The international Daya Bay collaboration has announced new results, including their first data on how neutrino oscillations vary with neutrino energy, which allows them to measure mass splitting between different neutrino types. Mass splitting represents the frequency of neutrino oscillation while mixing angles represent the amplitude and both are crucial for understanding the nature of neutrinos.

The Daya Bay experiment, which is run by a collaboration of more than 200 scientists from six regions and countries, is located close to the Daya Bay and Ling Ao nuclear power plants, 55 km north-east of Hong Kong. It measures neutrino oscillation using electron antineutrinos created by six powerful nuclear reactors. Because the antineutrinos travel up to 2 km to underground detectors, some transform to another type and therefore apparently disappear. The rate at which they transform is the basis for measuring the mixing angle, while the mass splitting is determined by studying how the rate of transformation depends on the antineutrino energy.

Daya Bay’s first results were announced in March 2012 and established an unexpectedly large value for the mixing angle θ13 – the last of three long-sought neutrino mixing angles. The new results, which were announced at the XVth International Workshop on Neutrino Factories, Super Beams and Beta Beams (NuFact2013) in Beijing, give a more precise value – sin2 2θ13 = 0.090±0.009. The improvement in precision is a result both of having more data to analyse and of having the additional measurements on how the oscillation process varies with neutrino energy.

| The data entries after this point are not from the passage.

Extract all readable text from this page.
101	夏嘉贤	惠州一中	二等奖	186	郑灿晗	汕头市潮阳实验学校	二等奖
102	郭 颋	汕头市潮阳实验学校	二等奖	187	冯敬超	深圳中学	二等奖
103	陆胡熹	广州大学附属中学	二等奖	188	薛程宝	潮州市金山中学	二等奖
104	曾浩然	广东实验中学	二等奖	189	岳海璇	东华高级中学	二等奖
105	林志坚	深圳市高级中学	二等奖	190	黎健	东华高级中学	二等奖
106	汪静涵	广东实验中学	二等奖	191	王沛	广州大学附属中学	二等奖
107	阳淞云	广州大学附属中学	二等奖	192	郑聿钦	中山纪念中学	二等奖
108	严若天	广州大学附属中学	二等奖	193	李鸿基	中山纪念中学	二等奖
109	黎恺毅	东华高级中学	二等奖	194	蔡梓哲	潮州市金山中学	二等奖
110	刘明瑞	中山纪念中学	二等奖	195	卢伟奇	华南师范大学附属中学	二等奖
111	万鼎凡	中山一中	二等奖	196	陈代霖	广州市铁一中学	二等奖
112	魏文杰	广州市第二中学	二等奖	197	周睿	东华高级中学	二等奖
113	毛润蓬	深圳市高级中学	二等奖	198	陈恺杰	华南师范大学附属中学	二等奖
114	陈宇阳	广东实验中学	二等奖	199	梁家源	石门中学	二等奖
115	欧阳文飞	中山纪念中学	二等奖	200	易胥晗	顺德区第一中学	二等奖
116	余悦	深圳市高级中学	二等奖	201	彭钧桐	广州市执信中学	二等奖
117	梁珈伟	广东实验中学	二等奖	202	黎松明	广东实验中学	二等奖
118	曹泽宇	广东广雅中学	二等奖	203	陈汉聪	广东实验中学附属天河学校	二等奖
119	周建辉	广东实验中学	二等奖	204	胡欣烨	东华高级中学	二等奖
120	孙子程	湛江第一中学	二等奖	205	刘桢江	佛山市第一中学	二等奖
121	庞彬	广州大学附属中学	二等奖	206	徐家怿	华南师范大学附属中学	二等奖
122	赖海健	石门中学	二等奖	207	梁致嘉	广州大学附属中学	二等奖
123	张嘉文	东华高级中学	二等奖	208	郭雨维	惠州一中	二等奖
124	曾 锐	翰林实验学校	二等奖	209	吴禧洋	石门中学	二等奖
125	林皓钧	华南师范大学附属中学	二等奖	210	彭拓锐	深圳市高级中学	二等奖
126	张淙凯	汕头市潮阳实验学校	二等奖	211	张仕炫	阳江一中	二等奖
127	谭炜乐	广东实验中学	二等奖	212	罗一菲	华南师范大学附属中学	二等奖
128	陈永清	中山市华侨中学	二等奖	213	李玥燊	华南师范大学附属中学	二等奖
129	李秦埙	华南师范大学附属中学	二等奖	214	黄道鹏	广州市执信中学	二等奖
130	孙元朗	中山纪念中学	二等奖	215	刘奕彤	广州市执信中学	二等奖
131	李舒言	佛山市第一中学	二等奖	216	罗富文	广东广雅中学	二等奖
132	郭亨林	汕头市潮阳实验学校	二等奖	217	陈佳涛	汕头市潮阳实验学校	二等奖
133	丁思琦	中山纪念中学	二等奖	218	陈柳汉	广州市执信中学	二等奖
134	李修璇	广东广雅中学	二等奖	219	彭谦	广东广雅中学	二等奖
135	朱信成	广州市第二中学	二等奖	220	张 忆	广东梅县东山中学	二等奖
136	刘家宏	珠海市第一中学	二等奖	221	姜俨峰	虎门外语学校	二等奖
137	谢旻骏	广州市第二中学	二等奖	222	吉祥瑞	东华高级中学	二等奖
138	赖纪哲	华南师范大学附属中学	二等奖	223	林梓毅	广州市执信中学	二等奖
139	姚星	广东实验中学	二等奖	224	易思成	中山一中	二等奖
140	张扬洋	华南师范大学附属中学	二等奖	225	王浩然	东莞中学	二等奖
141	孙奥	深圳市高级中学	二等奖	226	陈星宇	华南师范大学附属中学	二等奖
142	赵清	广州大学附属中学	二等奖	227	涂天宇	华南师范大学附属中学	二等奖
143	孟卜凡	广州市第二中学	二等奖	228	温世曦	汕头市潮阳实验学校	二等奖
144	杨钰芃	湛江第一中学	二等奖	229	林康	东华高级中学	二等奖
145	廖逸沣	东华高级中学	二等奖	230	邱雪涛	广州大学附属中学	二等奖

The KamLAND experiment in Japan and other solar neutrino experiments have previously measured the mass splitting Δm221 by observing the disappearance of electron antineutrinos from reactors some 160 km from the detector and the disappearance of electron neutrinos from the Sun. The long-baseline experiments MINOS in the US and Super-Kamiokande and T2K in Japan have determined the effective mass splitting |Δm2μμ| using muon neutrinos. The Daya Bay collaboration has now measured the magnitude of the mass splitting |Δm2ee| to be (2.54±0.20) × 10–3 eV2.

The result establishes that the electron neutrino has all three mass states and is consistent with that from muon neutrinos measured by MINOS. Precision measurements of the energy dependence should further the goal of establishing a hierarchy of the three mass states for each neutrino flavour.